A casa riceviamo se facciamo i bravi. Altrimenti punizione.

E così, avanti fino al lavoro, passando per le amicizie, gli sport che spingono alla competitività.

Ma è davvero solo questo la nostra vita?

Forse è anche per questa spinta così forte al giudizio e alla competizione che siamo così fortemente condizionati, così fortemente murati nei nostri giudizi, soprattutto verso noi stessi.

Non sono “questo”. E giù di giudizio.

Sono “quest’altro”. E parte la vittima.

E se invece fossimo realmente solo energia? Energia che si manifesta in questa, e altre dimensioni (contemporaneamente)?

Nel 2010 ho cominciato ad interessarmi di spiritualità. Sono passati 10 anni e di acqua sotto il mio ponte ne è passata tanta. Fluida, melmosa, bianca, nera.

E la cosa più bella sapete qual’è di questi ultimi 10 anni?

Apprezzarmi. Accettarmi. Amarmi. Anche e soprattutto con tutte le menate che mi faccio con la mente mentale e terrena di 3D che mi porta a crearmi tutti quei casini che poi.. mi servono per apprezzare e sentire sempre di più la connessione con il TUTTO.

Ora, pare che adesso siamo agli albori di una nuova era. Che i prossimi 10 anni saranno quelli più importanti, dove impostare e porre le basi per la nuova Terra, la nuova Umanità, la nuova Era.

E allora, un augurio a tutti noi, che ci imbarchiamo in questo nuovo ciclo di vita che si prospetta scoppiettante.

E, se positivo o difficile, dipende sempre e tutto da noi.

A noi la scelta di creare un mondo nuovo, fatto di meraviglie.

Un altro addio

Settimane fa ho fatto l’esercizio della genealogia con la psicologa. Un semplice foglio con su scritti i nomi dei parenti che conosco. Donne con un rettangolo, uomini con un cerchio.

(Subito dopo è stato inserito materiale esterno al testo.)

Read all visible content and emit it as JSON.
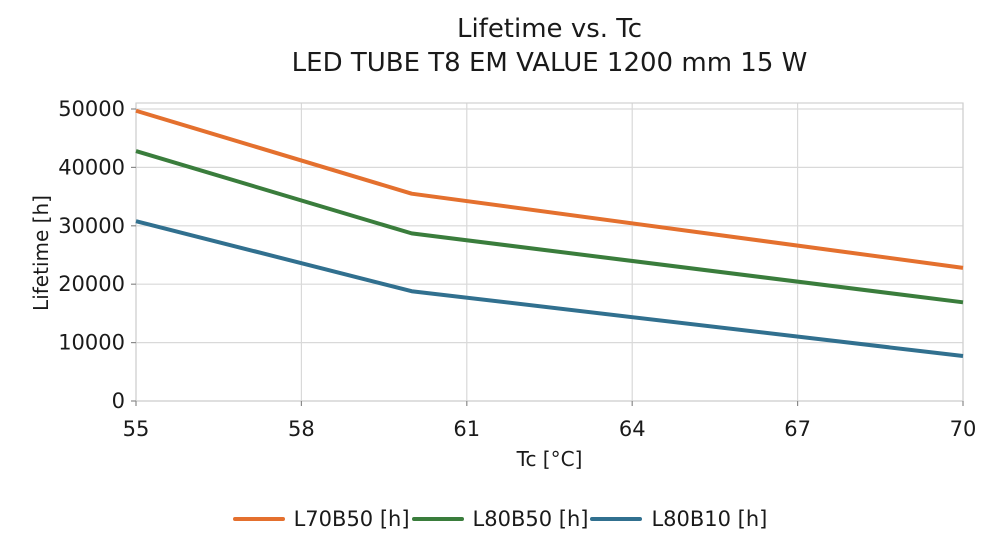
{
  "chart_data": {
    "type": "line",
    "title": "Lifetime vs. Tc",
    "subtitle": "LED TUBE T8 EM VALUE 1200 mm 15 W",
    "xlabel": "Tc [°C]",
    "ylabel": "Lifetime [h]",
    "xlim": [
      55,
      70
    ],
    "ylim": [
      0,
      50000
    ],
    "xticks": [
      55,
      58,
      61,
      64,
      67,
      70
    ],
    "yticks": [
      0,
      10000,
      20000,
      30000,
      40000,
      50000
    ],
    "grid": true,
    "legend_position": "bottom",
    "x": [
      55,
      60,
      70
    ],
    "series": [
      {
        "name": "L70B50 [h]",
        "color": "#E4702E",
        "values": [
          49700,
          35500,
          22800
        ]
      },
      {
        "name": "L80B50 [h]",
        "color": "#3A7D3C",
        "values": [
          42800,
          28700,
          16900
        ]
      },
      {
        "name": "L80B10 [h]",
        "color": "#31708F",
        "values": [
          30800,
          18800,
          7700
        ]
      }
    ],
    "colors": {
      "grid": "#d9d9d9",
      "frame": "#d0d0d0",
      "tick_mark": "#8a8a8a",
      "text": "#1a1a1a"
    }
  }
}
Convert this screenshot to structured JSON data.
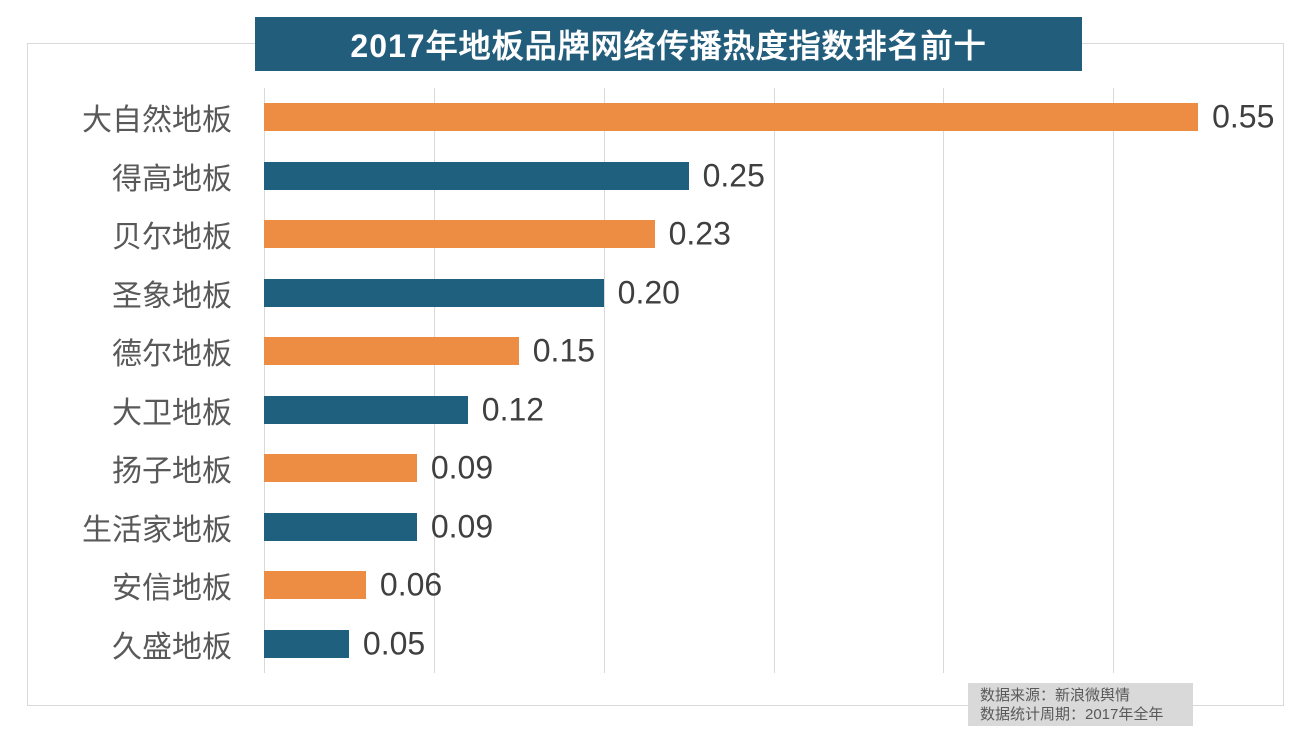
{
  "chart_data": {
    "type": "bar",
    "orientation": "horizontal",
    "title": "2017年地板品牌网络传播热度指数排名前十",
    "categories": [
      "大自然地板",
      "得高地板",
      "贝尔地板",
      "圣象地板",
      "德尔地板",
      "大卫地板",
      "扬子地板",
      "生活家地板",
      "安信地板",
      "久盛地板"
    ],
    "values": [
      0.55,
      0.25,
      0.23,
      0.2,
      0.15,
      0.12,
      0.09,
      0.09,
      0.06,
      0.05
    ],
    "value_labels": [
      "0.55",
      "0.25",
      "0.23",
      "0.20",
      "0.15",
      "0.12",
      "0.09",
      "0.09",
      "0.06",
      "0.05"
    ],
    "xlabel": "",
    "ylabel": "",
    "xlim": [
      0,
      0.6
    ],
    "grid_interval": 0.1,
    "grid": "vertical-only",
    "legend_position": "none",
    "bar_color_pattern": "alternating"
  },
  "source": {
    "line1": "数据来源：新浪微舆情",
    "line2": "数据统计周期：2017年全年"
  },
  "colors": {
    "orange_bar": "#ED8C43",
    "teal_bar": "#20607F",
    "banner_bg": "#235D7C",
    "banner_text": "#FFFFFF",
    "gridline": "#D9D9D9",
    "category_text": "#595959",
    "value_text": "#3F3F3F",
    "source_bg": "#D9D9D9",
    "source_text": "#595959"
  }
}
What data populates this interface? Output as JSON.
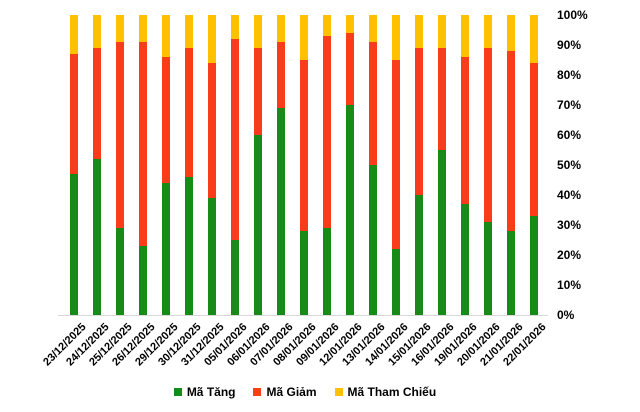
{
  "chart_data": {
    "type": "bar",
    "stacked": true,
    "stacking": "percent",
    "title": "",
    "xlabel": "",
    "ylabel": "",
    "categories": [
      "23/12/2025",
      "24/12/2025",
      "25/12/2025",
      "26/12/2025",
      "29/12/2025",
      "30/12/2025",
      "31/12/2025",
      "05/01/2026",
      "06/01/2026",
      "07/01/2026",
      "08/01/2026",
      "09/01/2026",
      "12/01/2026",
      "13/01/2026",
      "14/01/2026",
      "15/01/2026",
      "16/01/2026",
      "19/01/2026",
      "20/01/2026",
      "21/01/2026",
      "22/01/2026"
    ],
    "series": [
      {
        "name": "Mã Tăng",
        "color": "#178A17",
        "values": [
          47,
          52,
          29,
          23,
          44,
          46,
          39,
          25,
          60,
          69,
          28,
          29,
          70,
          50,
          22,
          40,
          55,
          37,
          31,
          28,
          33
        ]
      },
      {
        "name": "Mã Giảm",
        "color": "#F93D1B",
        "values": [
          40,
          37,
          62,
          68,
          42,
          43,
          45,
          67,
          29,
          22,
          57,
          64,
          24,
          41,
          63,
          49,
          34,
          49,
          58,
          60,
          51
        ]
      },
      {
        "name": "Mã Tham Chiếu",
        "color": "#FFC000",
        "values": [
          13,
          11,
          9,
          9,
          14,
          11,
          16,
          8,
          11,
          9,
          15,
          7,
          6,
          9,
          15,
          11,
          11,
          14,
          11,
          12,
          16
        ]
      }
    ],
    "y_ticks": [
      "100%",
      "90%",
      "80%",
      "70%",
      "60%",
      "50%",
      "40%",
      "30%",
      "20%",
      "10%",
      "0%"
    ],
    "ylim": [
      0,
      100
    ],
    "y_axis_side": "right",
    "grid": false,
    "legend_position": "bottom"
  },
  "colors": {
    "background": "#FFFFFF",
    "axis_line": "#D9D9D9",
    "text": "#000000"
  }
}
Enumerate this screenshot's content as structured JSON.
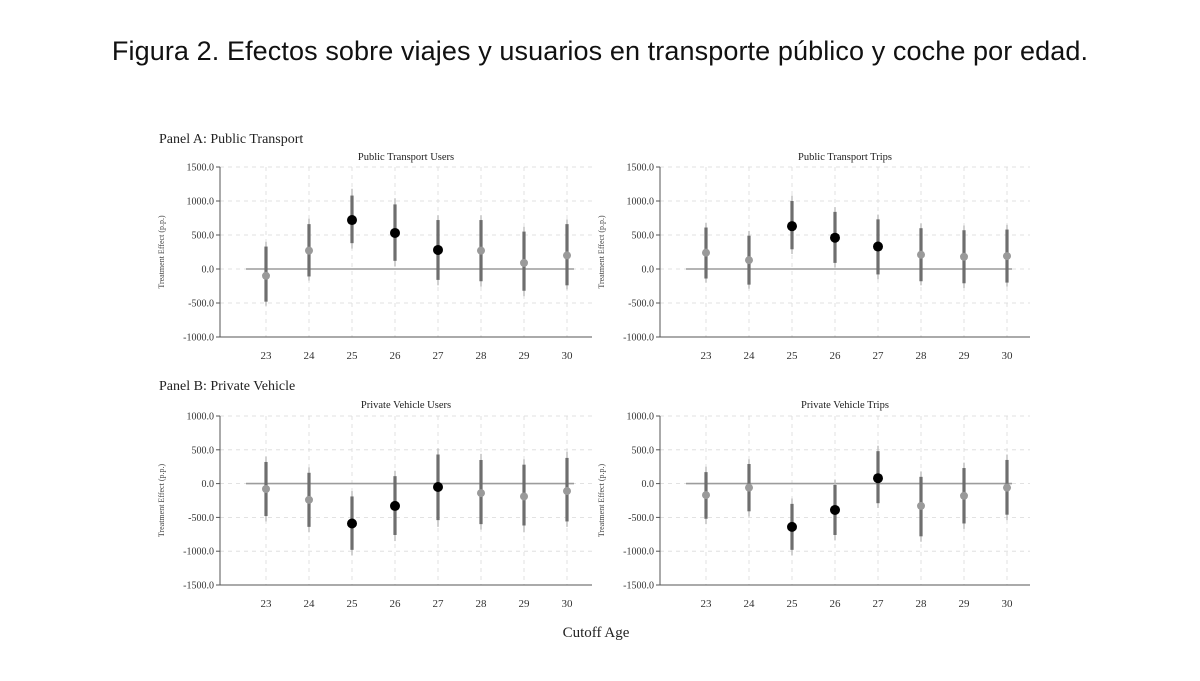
{
  "figure_title": "Figura 2. Efectos sobre viajes y usuarios en transporte público y coche por edad.",
  "panels": {
    "a_label": "Panel A: Public Transport",
    "b_label": "Panel B: Private Vehicle"
  },
  "shared_xlabel": "Cutoff Age",
  "colors": {
    "significant": "#000000",
    "nonsignificant": "#9a9a9a",
    "ci_outer": "#bdbdbd",
    "ci_inner": "#6e6e6e",
    "zero_line": "#9c9c9c",
    "grid": "#d9d9d9"
  },
  "chart_data": [
    {
      "type": "scatter",
      "subtype": "coefficient plot with confidence intervals",
      "title": "Public Transport Users",
      "ylabel": "Treatment Effect (p.p.)",
      "xlabel": "",
      "x": [
        23,
        24,
        25,
        26,
        27,
        28,
        29,
        30
      ],
      "xticklabels": [
        "23",
        "24",
        "25",
        "26",
        "27",
        "28",
        "29",
        "30"
      ],
      "values": [
        -100,
        270,
        720,
        530,
        280,
        270,
        90,
        200
      ],
      "ci_inner": [
        [
          -480,
          330
        ],
        [
          -110,
          660
        ],
        [
          380,
          1080
        ],
        [
          120,
          950
        ],
        [
          -160,
          720
        ],
        [
          -180,
          720
        ],
        [
          -320,
          550
        ],
        [
          -240,
          660
        ]
      ],
      "ci_outer": [
        [
          -540,
          400
        ],
        [
          -170,
          740
        ],
        [
          300,
          1180
        ],
        [
          40,
          1040
        ],
        [
          -240,
          790
        ],
        [
          -260,
          790
        ],
        [
          -400,
          620
        ],
        [
          -300,
          730
        ]
      ],
      "significant": [
        false,
        false,
        true,
        true,
        true,
        false,
        false,
        false
      ],
      "ylim": [
        -1000,
        1500
      ],
      "yticks": [
        -1000,
        -500,
        0,
        500,
        1000,
        1500
      ],
      "yticklabels": [
        "-1000.0",
        "-500.0",
        "0.0",
        "500.0",
        "1000.0",
        "1500.0"
      ],
      "grid": true
    },
    {
      "type": "scatter",
      "subtype": "coefficient plot with confidence intervals",
      "title": "Public Transport Trips",
      "ylabel": "Treatment Effect (p.p.)",
      "xlabel": "",
      "x": [
        23,
        24,
        25,
        26,
        27,
        28,
        29,
        30
      ],
      "xticklabels": [
        "23",
        "24",
        "25",
        "26",
        "27",
        "28",
        "29",
        "30"
      ],
      "values": [
        240,
        130,
        630,
        460,
        330,
        210,
        180,
        190
      ],
      "ci_inner": [
        [
          -140,
          610
        ],
        [
          -230,
          490
        ],
        [
          290,
          1000
        ],
        [
          90,
          840
        ],
        [
          -80,
          730
        ],
        [
          -180,
          600
        ],
        [
          -210,
          570
        ],
        [
          -200,
          580
        ]
      ],
      "ci_outer": [
        [
          -200,
          680
        ],
        [
          -290,
          560
        ],
        [
          220,
          1080
        ],
        [
          20,
          910
        ],
        [
          -150,
          800
        ],
        [
          -240,
          670
        ],
        [
          -280,
          640
        ],
        [
          -260,
          650
        ]
      ],
      "significant": [
        false,
        false,
        true,
        true,
        true,
        false,
        false,
        false
      ],
      "ylim": [
        -1000,
        1500
      ],
      "yticks": [
        -1000,
        -500,
        0,
        500,
        1000,
        1500
      ],
      "yticklabels": [
        "-1000.0",
        "-500.0",
        "0.0",
        "500.0",
        "1000.0",
        "1500.0"
      ],
      "grid": true
    },
    {
      "type": "scatter",
      "subtype": "coefficient plot with confidence intervals",
      "title": "Private Vehicle Users",
      "ylabel": "Treatment Effect (p.p.)",
      "xlabel": "",
      "x": [
        23,
        24,
        25,
        26,
        27,
        28,
        29,
        30
      ],
      "xticklabels": [
        "23",
        "24",
        "25",
        "26",
        "27",
        "28",
        "29",
        "30"
      ],
      "values": [
        -80,
        -240,
        -590,
        -330,
        -50,
        -140,
        -190,
        -110
      ],
      "ci_inner": [
        [
          -480,
          320
        ],
        [
          -640,
          160
        ],
        [
          -980,
          -190
        ],
        [
          -760,
          110
        ],
        [
          -540,
          430
        ],
        [
          -600,
          350
        ],
        [
          -620,
          280
        ],
        [
          -560,
          380
        ]
      ],
      "ci_outer": [
        [
          -560,
          400
        ],
        [
          -720,
          240
        ],
        [
          -1060,
          -110
        ],
        [
          -850,
          190
        ],
        [
          -640,
          520
        ],
        [
          -680,
          440
        ],
        [
          -720,
          360
        ],
        [
          -640,
          470
        ]
      ],
      "significant": [
        false,
        false,
        true,
        true,
        true,
        false,
        false,
        false
      ],
      "ylim": [
        -1500,
        1000
      ],
      "yticks": [
        -1500,
        -1000,
        -500,
        0,
        500,
        1000
      ],
      "yticklabels": [
        "-1500.0",
        "-1000.0",
        "-500.0",
        "0.0",
        "500.0",
        "1000.0"
      ],
      "grid": true
    },
    {
      "type": "scatter",
      "subtype": "coefficient plot with confidence intervals",
      "title": "Private Vehicle Trips",
      "ylabel": "Treatment Effect (p.p.)",
      "xlabel": "",
      "x": [
        23,
        24,
        25,
        26,
        27,
        28,
        29,
        30
      ],
      "xticklabels": [
        "23",
        "24",
        "25",
        "26",
        "27",
        "28",
        "29",
        "30"
      ],
      "values": [
        -170,
        -60,
        -640,
        -390,
        80,
        -330,
        -180,
        -60
      ],
      "ci_inner": [
        [
          -520,
          170
        ],
        [
          -410,
          290
        ],
        [
          -980,
          -300
        ],
        [
          -760,
          -20
        ],
        [
          -290,
          480
        ],
        [
          -780,
          100
        ],
        [
          -590,
          230
        ],
        [
          -460,
          350
        ]
      ],
      "ci_outer": [
        [
          -600,
          250
        ],
        [
          -490,
          360
        ],
        [
          -1060,
          -220
        ],
        [
          -840,
          60
        ],
        [
          -360,
          560
        ],
        [
          -860,
          180
        ],
        [
          -670,
          310
        ],
        [
          -540,
          430
        ]
      ],
      "significant": [
        false,
        false,
        true,
        true,
        true,
        false,
        false,
        false
      ],
      "ylim": [
        -1500,
        1000
      ],
      "yticks": [
        -1500,
        -1000,
        -500,
        0,
        500,
        1000
      ],
      "yticklabels": [
        "-1500.0",
        "-1000.0",
        "-500.0",
        "0.0",
        "500.0",
        "1000.0"
      ],
      "grid": true
    }
  ]
}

Il giorno dopo, una mia cara zia viene ricoverata d’urgenza. Emorragia cerebrale.

Ecchecavolo, va bene che non esistono le coincidenze, ma . . . .

Oggi, dopo oltre un mese in cui entrava e usciva dal coma, mia zia si è liberata nel cielo. Parlo di liberazione perché l’alternativa era fisioterapia continua in carrozzella, in quanto la parte destra del corpo, viso incluso e comunicazione verbale inclusa, era andata.

E nonostante non la vedessi da tempo, non avessi avuto con lei alcuna affinità in questi ultimi 20 anni, il dolore ha preso il sopravvento. Ho pregato tanto perché il Signore la prendesse a sé, e istintivamente sono stata contenta. Tuttavia . . ora pervade la sofferenza . .  il senso di vuoto.

Si’, perché zia era molto presente nella mia infanzia. Aveva rappresentato l’amore e la dolcezza che i miei genitori non sono mai stato in grado di darmi, e di cui sto penando ancora ora.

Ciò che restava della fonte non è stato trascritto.